だいたい死ぬ悲運の王女は絶対に幸せになりたい!〜努力とチートでどんな運命だって変えてみせます〜

77.束の間の休息4

「よし、結界完成ー! 皆、終わったよ!」

 我ながらなんと素晴らしい結界。これならきっと皆褒めてくれるだろう! ウッキウキで振り返った私に待っていたものは──

「「「「「「……………」」」」」」

 ──唖然とした人達による、長い沈黙だけだった。
 え、何で?! 褒めてよ、私褒められてもおかしくない事したのよ! 何で誰も褒めてくれないのよ!!
 むぅ……この場にシルフや師匠がいたら絶対褒めてくれたのに……『流石だねアミィ! ボクが見込んだだけはある! 天才!!』とか『やっぱ姫さんには敵わないっすわァ……恐れ入りますよホント』って褒めてくれたもん!

 まぁあのヒト達は私に甘い所あるから、実はいつもお世辞で言ってただけで本当は別にそんな大した事も無かったのかもしれないけど。
 でもお世辞でも褒めてくれたっていいじゃん……私みたいなチョロい王女は適当にヨイショしとけばいいのに何でそうしないんだろうディオ達は。
 接待とか忖度知らないんだろうなぁ……今度教えてあげよう。
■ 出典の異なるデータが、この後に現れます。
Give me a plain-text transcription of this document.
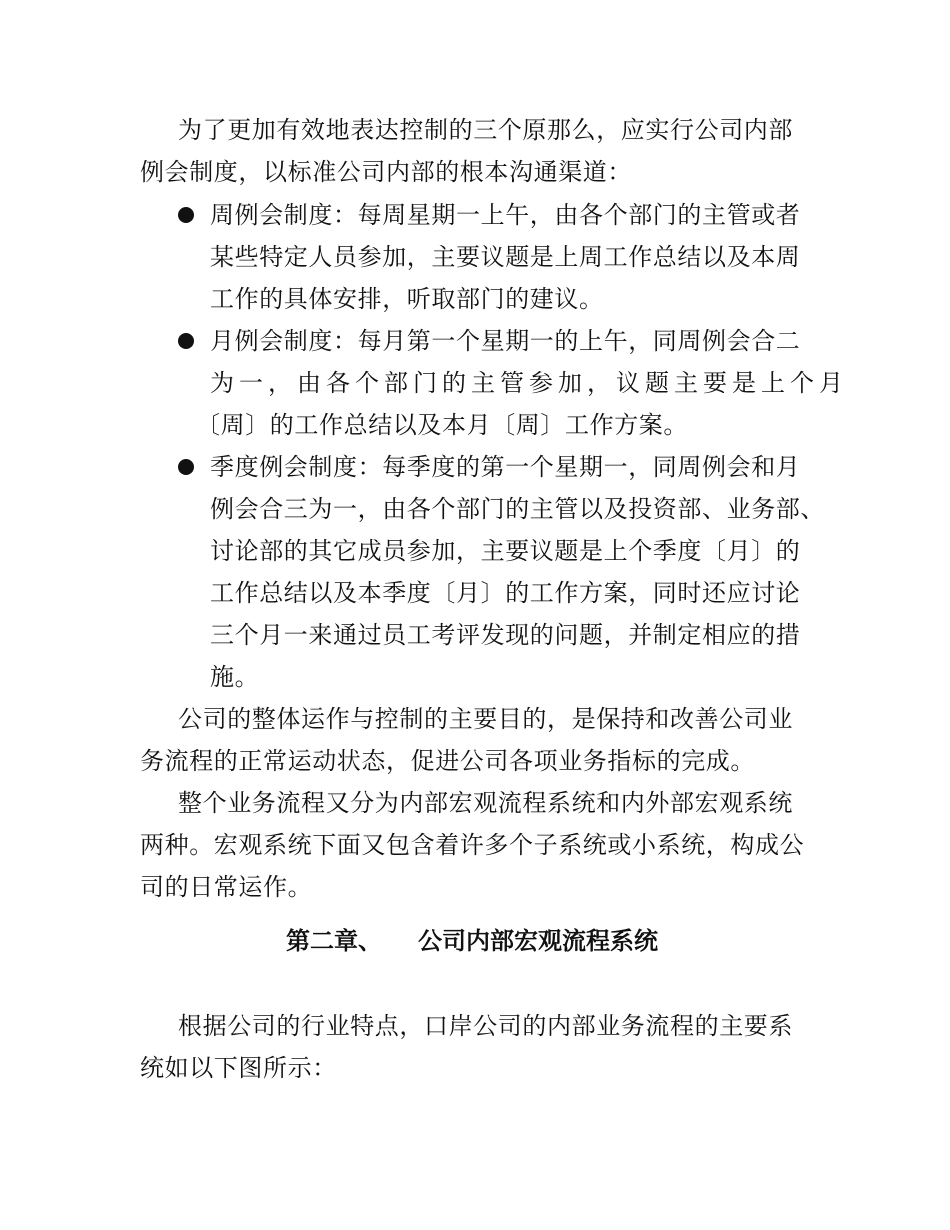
为了更加有效地表达控制的三个原那么，应实行公司内部
例会制度，以标准公司内部的根本沟通渠道：
周例会制度：每周星期一上午，由各个部门的主管或者
某些特定人员参加，主要议题是上周工作总结以及本周
工作的具体安排，听取部门的建议。
月例会制度：每月第一个星期一的上午，同周例会合二
为一，由各个部门的主管参加，议题主要是上个月
〔周〕的工作总结以及本月〔周〕工作方案。
季度例会制度：每季度的第一个星期一，同周例会和月
例会合三为一，由各个部门的主管以及投资部、业务部、
讨论部的其它成员参加，主要议题是上个季度〔月〕的
工作总结以及本季度〔月〕的工作方案，同时还应讨论
三个月一来通过员工考评发现的问题，并制定相应的措
施。
公司的整体运作与控制的主要目的，是保持和改善公司业
务流程的正常运动状态，促进公司各项业务指标的完成。
整个业务流程又分为内部宏观流程系统和内外部宏观系统
两种。宏观系统下面又包含着许多个子系统或小系统，构成公
司的日常运作。
第二章、 公司内部宏观流程系统
根据公司的行业特点，口岸公司的内部业务流程的主要系
统如以下图所示：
そしたら多分今度からは褒めてくれるから。うん、そうしよう。

 その後、めんどくさい性格の私は全然褒めて貰えなかった事を根に持ち拗ねていた。その所為かちょっとだけつっけんどんな態度を取ってしまった。
 そのまま夕食を食べそのまま荷台で一人で寝た。最初は皆と同じように外で寝ようとしたが、それだけは駄目だとリードさんとイリオーデに言われ、マクベスタが激しくそれに同意していたのでこうなった。
 この荷台、座っている分には何人かいられるものの、足を広げて寝転がるとなれば……大人二人と子供一人が限界といった所。

 なので私一人。シュヴァルツも一緒に荷台で寝るかと聞いたのだが、ディオとイリオーデとリードさんが駄目だと主張したので、渋々シュヴァルツも皆と一緒に外で寝る事にしたらしい。
 まぁ私拗ねてたし。一人で丁度いいというか。助かるといいますか。えぇ。
 そうして、私は一人きりの荷台で初めての野宿の夜を迎えた……。